А впереди громоздился Сивл, ближайший к Джетре из островов Архипелага Грёз, бывший, однако, недоступным для всех джетрианцев, кроме немногих, у кого там имелись близкие родственники. Впрочем, точно так же были закрыты для нас и все остальные острова, входившие в Союз Архипелага; война все еще продолжалась, и территории, не принимавшие в ней участия, очень дорожили своим нейтралитетом. Мало удивительного, что я тоже никогда не бывал на Сивле и воспринимал его просто как некий элемент пейзажа, темную громаду, встававшую из моря прямо к югу от Джетры.

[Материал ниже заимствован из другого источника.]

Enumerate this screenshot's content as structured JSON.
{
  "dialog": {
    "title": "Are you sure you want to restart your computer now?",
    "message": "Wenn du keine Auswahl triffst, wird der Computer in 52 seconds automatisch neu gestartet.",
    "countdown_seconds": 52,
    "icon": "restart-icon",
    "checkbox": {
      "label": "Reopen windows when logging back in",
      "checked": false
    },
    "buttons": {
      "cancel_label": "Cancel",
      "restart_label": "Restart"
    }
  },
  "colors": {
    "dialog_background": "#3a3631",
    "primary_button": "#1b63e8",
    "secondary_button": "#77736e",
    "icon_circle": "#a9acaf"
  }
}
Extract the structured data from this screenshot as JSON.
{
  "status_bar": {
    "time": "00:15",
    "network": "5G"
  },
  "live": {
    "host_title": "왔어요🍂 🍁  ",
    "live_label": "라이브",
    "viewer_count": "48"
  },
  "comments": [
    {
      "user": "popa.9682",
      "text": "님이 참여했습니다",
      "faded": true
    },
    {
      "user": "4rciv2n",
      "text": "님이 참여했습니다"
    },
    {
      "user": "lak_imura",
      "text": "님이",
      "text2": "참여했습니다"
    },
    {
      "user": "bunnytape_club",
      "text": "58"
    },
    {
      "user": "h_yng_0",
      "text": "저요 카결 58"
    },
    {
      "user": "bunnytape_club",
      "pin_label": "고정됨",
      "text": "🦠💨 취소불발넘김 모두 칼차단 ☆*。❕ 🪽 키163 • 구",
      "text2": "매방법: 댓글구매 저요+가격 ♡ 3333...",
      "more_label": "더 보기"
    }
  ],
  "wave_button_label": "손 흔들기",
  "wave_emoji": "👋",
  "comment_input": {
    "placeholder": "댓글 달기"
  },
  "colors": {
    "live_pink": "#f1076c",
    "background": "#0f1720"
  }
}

А теперь этот остров был первым пунктом стоянки на нашем маршруте, и мне очень хотелось, чтобы корабль шел побыстрее, ведь пока за кормою маячила Джетра, мне продолжало казаться, что путешествие все еще не началось. К сожалению, речная дельта изобиловала мелями, и кораблю приходилось двигаться осторожно, часто меняя свой курс; медленно, очень медленно он приближался к Рваному Носу – иззубренному каменному массиву на западной оконечности Сивла, обогнув который мы должны были вступить в царство неведомого.